# stiff cranks-- don't spin freely anymore



## dcc1234 (Nov 5, 2008)

So after a week of wet commutes I noticed this weekend that my cranks are stiff. There is no play in the BB, but I feel some resistance when pedaling backwards (or forwards) for example. 

I took the wheel off to confirm that the resistance was coming from the cranks.

So, not knowing what to do, I sprayed some silicon spray into both sides of the crank-- where the bb attaches- and the cranks seem to spin more freely now. Never had to do such an operation before. Is my BB about to die? Can you tell when they are about to die? 

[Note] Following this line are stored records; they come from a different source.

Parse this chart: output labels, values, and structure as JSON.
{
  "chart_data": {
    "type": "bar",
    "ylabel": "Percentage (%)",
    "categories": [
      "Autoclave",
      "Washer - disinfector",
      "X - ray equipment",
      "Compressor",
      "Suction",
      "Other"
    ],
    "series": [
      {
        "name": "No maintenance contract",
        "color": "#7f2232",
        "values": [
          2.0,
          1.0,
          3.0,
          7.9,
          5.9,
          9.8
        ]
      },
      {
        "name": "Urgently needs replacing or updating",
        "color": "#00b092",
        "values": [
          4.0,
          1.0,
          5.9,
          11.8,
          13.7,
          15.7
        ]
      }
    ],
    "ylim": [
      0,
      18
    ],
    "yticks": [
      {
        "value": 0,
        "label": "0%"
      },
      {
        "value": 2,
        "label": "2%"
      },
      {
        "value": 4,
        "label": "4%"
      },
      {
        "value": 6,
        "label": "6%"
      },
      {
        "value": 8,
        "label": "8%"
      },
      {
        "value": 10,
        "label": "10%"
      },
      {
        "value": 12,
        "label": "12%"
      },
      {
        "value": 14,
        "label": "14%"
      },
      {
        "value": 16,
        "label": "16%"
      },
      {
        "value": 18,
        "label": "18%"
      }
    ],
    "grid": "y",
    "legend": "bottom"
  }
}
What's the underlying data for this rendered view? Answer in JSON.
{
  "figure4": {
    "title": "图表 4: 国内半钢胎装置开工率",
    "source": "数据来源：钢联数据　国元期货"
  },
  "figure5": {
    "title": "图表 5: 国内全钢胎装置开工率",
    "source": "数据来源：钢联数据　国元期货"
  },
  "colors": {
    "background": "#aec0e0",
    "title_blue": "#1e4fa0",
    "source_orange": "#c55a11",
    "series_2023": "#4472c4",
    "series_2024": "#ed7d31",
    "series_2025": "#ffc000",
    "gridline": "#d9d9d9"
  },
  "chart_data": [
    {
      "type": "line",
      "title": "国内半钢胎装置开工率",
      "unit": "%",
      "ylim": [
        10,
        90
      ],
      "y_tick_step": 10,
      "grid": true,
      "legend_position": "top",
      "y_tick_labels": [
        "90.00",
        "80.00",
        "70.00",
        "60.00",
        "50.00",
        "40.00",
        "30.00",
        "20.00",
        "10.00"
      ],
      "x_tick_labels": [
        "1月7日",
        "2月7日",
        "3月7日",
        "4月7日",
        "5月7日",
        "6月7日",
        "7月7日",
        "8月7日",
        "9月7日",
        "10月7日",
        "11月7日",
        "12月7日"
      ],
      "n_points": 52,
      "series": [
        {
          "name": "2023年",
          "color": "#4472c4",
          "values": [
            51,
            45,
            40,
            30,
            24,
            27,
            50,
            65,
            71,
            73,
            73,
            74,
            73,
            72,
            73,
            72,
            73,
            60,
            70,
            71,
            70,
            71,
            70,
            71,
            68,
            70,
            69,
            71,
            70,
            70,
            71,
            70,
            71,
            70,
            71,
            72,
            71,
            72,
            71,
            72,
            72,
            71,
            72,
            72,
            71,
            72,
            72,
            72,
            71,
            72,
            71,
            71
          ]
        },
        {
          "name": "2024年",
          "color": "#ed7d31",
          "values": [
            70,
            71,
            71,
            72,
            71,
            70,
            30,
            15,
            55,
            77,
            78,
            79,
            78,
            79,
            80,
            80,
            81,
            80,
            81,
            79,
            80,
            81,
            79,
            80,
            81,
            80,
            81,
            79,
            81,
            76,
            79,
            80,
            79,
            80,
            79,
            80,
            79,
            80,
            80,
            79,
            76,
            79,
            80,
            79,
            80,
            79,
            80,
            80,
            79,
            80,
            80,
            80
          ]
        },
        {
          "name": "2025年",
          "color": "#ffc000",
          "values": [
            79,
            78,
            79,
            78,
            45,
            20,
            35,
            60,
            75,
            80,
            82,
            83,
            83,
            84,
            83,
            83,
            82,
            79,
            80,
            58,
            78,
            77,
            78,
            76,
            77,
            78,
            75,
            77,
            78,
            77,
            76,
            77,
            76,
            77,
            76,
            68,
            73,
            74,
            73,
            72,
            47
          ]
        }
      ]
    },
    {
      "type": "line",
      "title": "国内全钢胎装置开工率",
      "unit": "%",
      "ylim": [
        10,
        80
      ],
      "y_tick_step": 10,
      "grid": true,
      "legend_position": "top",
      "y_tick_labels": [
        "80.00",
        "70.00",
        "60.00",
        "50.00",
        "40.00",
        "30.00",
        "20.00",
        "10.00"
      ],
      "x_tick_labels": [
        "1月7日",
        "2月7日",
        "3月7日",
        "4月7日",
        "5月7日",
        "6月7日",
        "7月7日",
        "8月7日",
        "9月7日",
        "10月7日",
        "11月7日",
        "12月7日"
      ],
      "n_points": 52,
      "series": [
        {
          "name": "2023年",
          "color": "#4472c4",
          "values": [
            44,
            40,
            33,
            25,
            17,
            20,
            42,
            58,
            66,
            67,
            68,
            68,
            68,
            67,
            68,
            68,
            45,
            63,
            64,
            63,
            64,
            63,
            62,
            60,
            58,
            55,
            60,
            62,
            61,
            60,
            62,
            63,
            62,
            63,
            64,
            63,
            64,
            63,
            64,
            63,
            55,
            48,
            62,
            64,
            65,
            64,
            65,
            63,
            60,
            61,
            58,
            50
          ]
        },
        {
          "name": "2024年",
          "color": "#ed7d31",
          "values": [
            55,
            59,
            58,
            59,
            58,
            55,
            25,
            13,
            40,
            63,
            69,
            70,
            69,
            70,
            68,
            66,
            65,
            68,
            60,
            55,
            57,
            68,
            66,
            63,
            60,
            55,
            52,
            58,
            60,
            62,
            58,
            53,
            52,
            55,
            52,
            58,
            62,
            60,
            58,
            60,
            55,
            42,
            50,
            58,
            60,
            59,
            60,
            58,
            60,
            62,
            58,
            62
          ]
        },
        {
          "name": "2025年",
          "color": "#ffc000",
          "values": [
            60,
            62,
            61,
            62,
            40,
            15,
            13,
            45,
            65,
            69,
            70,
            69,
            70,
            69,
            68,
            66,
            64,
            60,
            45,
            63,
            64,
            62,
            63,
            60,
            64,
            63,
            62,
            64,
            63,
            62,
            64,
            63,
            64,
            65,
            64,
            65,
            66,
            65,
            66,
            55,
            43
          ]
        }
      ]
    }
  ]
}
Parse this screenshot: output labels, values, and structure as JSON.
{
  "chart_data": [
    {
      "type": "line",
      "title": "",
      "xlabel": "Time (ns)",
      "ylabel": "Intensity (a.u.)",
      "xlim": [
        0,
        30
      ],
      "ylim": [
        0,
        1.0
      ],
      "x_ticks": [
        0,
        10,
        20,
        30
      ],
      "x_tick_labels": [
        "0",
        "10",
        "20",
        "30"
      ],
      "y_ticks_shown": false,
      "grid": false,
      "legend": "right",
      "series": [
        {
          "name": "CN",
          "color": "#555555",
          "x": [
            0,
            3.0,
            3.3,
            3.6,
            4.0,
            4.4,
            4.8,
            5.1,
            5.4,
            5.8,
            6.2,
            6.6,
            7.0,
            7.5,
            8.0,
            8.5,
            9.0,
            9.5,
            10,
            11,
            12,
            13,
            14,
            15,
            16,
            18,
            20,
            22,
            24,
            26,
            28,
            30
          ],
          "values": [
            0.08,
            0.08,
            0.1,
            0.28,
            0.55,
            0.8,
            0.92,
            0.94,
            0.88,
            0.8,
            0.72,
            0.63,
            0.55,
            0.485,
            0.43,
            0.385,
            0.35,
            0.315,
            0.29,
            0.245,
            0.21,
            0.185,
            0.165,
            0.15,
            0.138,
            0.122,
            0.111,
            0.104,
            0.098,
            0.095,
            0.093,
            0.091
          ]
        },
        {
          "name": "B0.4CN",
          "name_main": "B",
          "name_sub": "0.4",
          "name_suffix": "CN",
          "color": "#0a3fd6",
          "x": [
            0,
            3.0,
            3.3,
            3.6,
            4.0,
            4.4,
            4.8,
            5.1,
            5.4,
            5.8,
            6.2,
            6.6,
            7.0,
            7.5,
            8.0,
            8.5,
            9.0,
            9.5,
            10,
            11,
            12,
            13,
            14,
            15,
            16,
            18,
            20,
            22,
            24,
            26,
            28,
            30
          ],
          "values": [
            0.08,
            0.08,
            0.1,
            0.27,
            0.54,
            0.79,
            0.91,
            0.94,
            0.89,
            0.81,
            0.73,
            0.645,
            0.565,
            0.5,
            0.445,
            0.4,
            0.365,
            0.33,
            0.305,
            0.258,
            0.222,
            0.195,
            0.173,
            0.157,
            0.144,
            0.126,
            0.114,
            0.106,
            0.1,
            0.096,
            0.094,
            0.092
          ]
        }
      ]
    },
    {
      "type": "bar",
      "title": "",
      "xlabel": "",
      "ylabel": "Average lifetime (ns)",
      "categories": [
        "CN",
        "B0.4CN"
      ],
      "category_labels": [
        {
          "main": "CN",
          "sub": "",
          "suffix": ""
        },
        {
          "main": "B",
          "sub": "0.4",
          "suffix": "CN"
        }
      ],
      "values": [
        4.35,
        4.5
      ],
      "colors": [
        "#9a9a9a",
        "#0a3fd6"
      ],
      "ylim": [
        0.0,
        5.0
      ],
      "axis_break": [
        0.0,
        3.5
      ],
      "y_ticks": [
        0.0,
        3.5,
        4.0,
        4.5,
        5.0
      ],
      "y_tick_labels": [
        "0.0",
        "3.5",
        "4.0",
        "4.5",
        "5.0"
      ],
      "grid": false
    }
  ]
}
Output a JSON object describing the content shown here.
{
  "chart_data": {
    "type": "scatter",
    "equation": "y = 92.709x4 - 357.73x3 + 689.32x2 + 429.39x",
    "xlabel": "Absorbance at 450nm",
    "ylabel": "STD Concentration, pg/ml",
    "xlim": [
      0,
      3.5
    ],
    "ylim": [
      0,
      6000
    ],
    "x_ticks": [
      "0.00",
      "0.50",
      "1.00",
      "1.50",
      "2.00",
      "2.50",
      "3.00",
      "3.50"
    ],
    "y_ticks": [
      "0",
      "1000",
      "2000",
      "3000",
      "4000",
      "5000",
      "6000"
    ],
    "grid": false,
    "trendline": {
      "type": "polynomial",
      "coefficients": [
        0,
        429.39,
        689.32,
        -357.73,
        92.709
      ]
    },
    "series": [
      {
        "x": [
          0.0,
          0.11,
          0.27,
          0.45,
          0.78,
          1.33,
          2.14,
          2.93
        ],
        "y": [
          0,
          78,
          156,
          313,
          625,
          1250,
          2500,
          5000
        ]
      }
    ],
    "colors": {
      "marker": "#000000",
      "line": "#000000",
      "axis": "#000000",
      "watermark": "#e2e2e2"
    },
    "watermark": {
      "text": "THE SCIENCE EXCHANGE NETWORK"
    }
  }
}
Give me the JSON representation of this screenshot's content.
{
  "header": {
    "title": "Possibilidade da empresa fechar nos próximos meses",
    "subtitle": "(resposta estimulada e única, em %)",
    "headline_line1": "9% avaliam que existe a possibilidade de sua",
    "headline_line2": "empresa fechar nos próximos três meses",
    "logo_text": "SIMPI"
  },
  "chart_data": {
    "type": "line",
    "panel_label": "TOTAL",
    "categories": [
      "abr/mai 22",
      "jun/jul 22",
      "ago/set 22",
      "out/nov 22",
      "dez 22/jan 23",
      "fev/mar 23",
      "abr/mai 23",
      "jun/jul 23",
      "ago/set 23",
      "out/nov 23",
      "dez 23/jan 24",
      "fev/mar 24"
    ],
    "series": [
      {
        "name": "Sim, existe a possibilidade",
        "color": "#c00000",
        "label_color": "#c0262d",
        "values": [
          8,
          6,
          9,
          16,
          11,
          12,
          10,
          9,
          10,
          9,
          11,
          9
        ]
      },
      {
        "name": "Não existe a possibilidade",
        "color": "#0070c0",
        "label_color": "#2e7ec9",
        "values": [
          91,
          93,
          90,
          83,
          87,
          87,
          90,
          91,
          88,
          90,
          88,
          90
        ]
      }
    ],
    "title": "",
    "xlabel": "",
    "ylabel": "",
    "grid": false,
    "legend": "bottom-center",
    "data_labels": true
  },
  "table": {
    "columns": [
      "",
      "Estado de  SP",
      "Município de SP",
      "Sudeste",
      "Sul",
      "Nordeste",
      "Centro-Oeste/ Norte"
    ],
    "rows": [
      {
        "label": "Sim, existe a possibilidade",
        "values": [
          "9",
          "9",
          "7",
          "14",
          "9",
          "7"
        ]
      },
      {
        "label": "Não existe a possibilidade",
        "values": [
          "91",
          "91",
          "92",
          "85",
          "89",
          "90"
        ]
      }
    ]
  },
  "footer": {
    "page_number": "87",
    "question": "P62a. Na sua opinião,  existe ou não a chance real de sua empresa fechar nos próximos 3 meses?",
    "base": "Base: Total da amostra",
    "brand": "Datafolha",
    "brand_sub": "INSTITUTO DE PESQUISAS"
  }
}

I've replaced virtually every component on this 99 RH, except the crankset/BB.

I recently bought 3 new chainrings-- and was planning to replace these, but perhaps I would be better off with a whole new crankset/bb??

Thanks for any advise!!!!


----------



## JPark (Aug 12, 2009)

Definately sounds like the bb is about to go. If you already have the rings, why not just replace the bb for a cheap fix?


----------



## dcc1234 (Nov 5, 2008)

ok, then---- will be on-line tonight buying a bb and related removal tools. THX


----------



## dcc1234 (Nov 5, 2008)

*parts needed to replace my bb*

So, I have the items below in my 'cart' and wonder if any experts can confirm if this is sufficient:

73X110 BB to match the specs of original. 
Park Tool BBT-22 Shimano Sealed Cartridge Bottom Bracket Tool
Park Tool Crank Puller for Square Taper Cranks
TIA!!!!


----------



## JPark (Aug 12, 2009)

As long as your old bb is square taper, and accepts a Shimano bb tool(pretty sure, but not positive) You're covered:thumbsup:


----------



## dcc1234 (Nov 5, 2008)

thx very much! I think so too, about the square taper. 

.....Ordered- and on the way. Looking forward to adding another bike maintenance skill to my repertoire.


----------